- Nickname: Marshal Ma
- Born: Yunnan
- Allegiance: Qing dynasty
- Service years: 1856–his death
- Rank: General
- Conflicts: Panthay Rebellion

= Ma Rulong (Qing general) =

Ma Rulong (Ma Ju-lung in Wade Giles) was a Chinese Muslim who originally rebelled against the Qing dynasty along with Du Wenxiu in the Panthay Rebellion. He later defected to the Qing side. After officially surrendering in 1862 his forces effectively occupied the capital of Yunnan. He then helped the Qing forces crush his fellow Muslim rebels, and defeated them. He was known by the name of Marshal Ma to Europeans and achieved almost total control in Yunnan province. He was the most powerful military official in the province after the war.

Du Wenxiu was fought against by the defector to the Qing Ma Rulong.

General Ma Yu-kun, who fought against Japanese forces in the First Sino-Japanese War and against foreigners in the Boxer Rebellion was believed to be Ma Rulong's son by Europeans.

== Relationship with Ma Dexin ==
The prominent Hui scholar Ma Dexin was respected by both Du Wenxiu & Ma Rulong as a spiritual leader. In 1860; Ma Dexin sent Ma Rulong with forces to help Du Wenxiu fight the Qing; assuring him that:"I have already secretly ordered my disciples [mensheng] Ma [Rulong] as the Grand Commander of Three Directions, with Ma Rong as second in command . . . to launch a rearguard attack from their base in Yimen."Ma Rulong studied and learned Arabic under Ma Dexin. Ma Dexin opposed Ma Rulong's acceptance of the Qing policy of "using Hui to fight other Hui".

== Surrender to the Qing ==
There is evidence that Ma Dexin, Ma Rulong & the Hui forces with them only pretended to surrender (in 1862) in order to gain access to the city of Kunming, capital of Yunnan. Even after their supposed capitulation to the Qing; Ma Rulong continued to issue proclamations using his seal "Generalissimo of the Three Directions" while Ma Dexin refused to accept the Civil title granted to him; not wanting to be associated with the Qing regime. The Hui rebels taunted the Hui who hadn't joined the rebellion as being fake Hui (jia Huizi). Taiwanese researcher Li Shoukong asserts that in responding to the Qing offer for surrender; Ma Rulong acted hastily with no plan or thought other than to gain access to the Walled city of Kunming. Many Hui rebels had employed a similar tactic in the early years of the rebellion.
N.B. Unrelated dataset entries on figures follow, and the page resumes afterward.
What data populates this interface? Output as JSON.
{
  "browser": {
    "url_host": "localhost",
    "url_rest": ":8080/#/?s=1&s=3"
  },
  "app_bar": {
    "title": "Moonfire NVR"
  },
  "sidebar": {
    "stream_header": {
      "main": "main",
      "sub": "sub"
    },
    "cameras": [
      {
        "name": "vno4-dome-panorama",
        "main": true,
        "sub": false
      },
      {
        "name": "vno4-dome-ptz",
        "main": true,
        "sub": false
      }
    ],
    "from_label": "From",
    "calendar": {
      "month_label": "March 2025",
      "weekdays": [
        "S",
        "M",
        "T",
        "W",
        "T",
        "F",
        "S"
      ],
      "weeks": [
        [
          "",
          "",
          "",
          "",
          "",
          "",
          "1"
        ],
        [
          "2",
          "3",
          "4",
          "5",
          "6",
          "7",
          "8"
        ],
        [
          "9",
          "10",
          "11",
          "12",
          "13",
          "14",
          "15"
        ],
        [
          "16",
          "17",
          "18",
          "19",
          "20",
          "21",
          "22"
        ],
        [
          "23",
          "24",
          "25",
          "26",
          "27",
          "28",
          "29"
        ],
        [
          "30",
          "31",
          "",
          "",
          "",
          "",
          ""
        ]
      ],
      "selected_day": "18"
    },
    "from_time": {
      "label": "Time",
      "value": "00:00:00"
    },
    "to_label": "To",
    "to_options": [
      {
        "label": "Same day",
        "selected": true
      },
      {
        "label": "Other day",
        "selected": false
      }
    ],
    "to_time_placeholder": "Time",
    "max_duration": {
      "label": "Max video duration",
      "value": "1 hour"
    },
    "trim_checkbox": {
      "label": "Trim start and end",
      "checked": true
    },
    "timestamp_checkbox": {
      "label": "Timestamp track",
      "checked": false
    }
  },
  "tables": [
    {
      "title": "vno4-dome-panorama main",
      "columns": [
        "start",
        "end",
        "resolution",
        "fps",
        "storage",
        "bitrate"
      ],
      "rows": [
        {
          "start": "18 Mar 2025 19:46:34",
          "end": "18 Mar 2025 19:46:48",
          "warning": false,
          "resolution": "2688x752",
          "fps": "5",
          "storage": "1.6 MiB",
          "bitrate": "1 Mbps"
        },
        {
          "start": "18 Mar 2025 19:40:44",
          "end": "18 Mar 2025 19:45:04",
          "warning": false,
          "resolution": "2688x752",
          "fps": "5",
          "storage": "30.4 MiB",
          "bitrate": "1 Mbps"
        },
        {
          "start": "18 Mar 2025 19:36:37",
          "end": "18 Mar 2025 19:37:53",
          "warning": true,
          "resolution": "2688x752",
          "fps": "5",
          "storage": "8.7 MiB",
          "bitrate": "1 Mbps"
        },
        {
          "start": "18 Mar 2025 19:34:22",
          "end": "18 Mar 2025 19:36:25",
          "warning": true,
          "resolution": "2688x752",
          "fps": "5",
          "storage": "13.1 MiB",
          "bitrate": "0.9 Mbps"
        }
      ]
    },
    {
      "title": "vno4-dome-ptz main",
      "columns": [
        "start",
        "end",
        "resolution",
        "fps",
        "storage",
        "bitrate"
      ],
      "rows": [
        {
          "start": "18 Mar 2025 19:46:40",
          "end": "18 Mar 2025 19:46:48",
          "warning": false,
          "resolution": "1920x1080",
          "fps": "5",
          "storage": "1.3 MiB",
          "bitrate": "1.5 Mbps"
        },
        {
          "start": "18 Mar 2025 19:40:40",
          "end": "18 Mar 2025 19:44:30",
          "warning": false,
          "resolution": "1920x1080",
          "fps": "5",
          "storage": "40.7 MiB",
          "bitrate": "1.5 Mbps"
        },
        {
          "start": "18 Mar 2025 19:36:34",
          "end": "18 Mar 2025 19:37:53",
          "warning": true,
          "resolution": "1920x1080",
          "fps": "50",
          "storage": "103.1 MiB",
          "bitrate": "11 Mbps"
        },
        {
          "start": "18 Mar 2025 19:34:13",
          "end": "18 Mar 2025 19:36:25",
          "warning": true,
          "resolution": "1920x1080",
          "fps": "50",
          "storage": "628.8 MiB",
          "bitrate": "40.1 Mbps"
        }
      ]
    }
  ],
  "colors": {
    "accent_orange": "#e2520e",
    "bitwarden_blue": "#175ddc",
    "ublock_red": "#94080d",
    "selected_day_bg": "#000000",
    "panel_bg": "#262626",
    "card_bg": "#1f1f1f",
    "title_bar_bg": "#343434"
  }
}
To test his loyalty Ma Rulong was sent to pacify the disgruntled magistrate of Lin'an (in Southern Yunnan). A few weeks after Ma Rulong left the city; rebel forces led by Ma Rong and Ma Liansheng stormed Kunming and captured it. Ma Rulong's forces had come to believe that he could no longer be trusted to achieve their goal of uniting under a single rebel government. Seeking to join Du Wenxiu and unite in opposition to the Qing; the Hui raised the white banner of the Pingnan State, dropped regional references and began to refer to themselves from this point on as Muslims. In 1863 Ma Dexin declared himself "King-Who-Pacifies-the-South (Pingnan Wang)", seized the official seals & stopped using the Qing reign year when dating documents. Ma Dexin hoped to keep the rebel forces united under him until he could hand over control to Du Wenxiu.

Ma Rulong immediately rushed back to Kunming, His former followers rebuked him from the city walls and told him that "If you only crave to be an official with no thought for your fellow Muslims, you should return to [your home in] Guanyi." Ma Rulong attacked the city along with Qing forces; ordered Ma Dexin to give up his seals of office & placed him under house arrest.

=== Reason's for Ma's unpopularity ===
The Hui rebels viewed Ma Rulong as someone who had betrayed the anti-Qing cause, and this generated widespread resentment among his followers.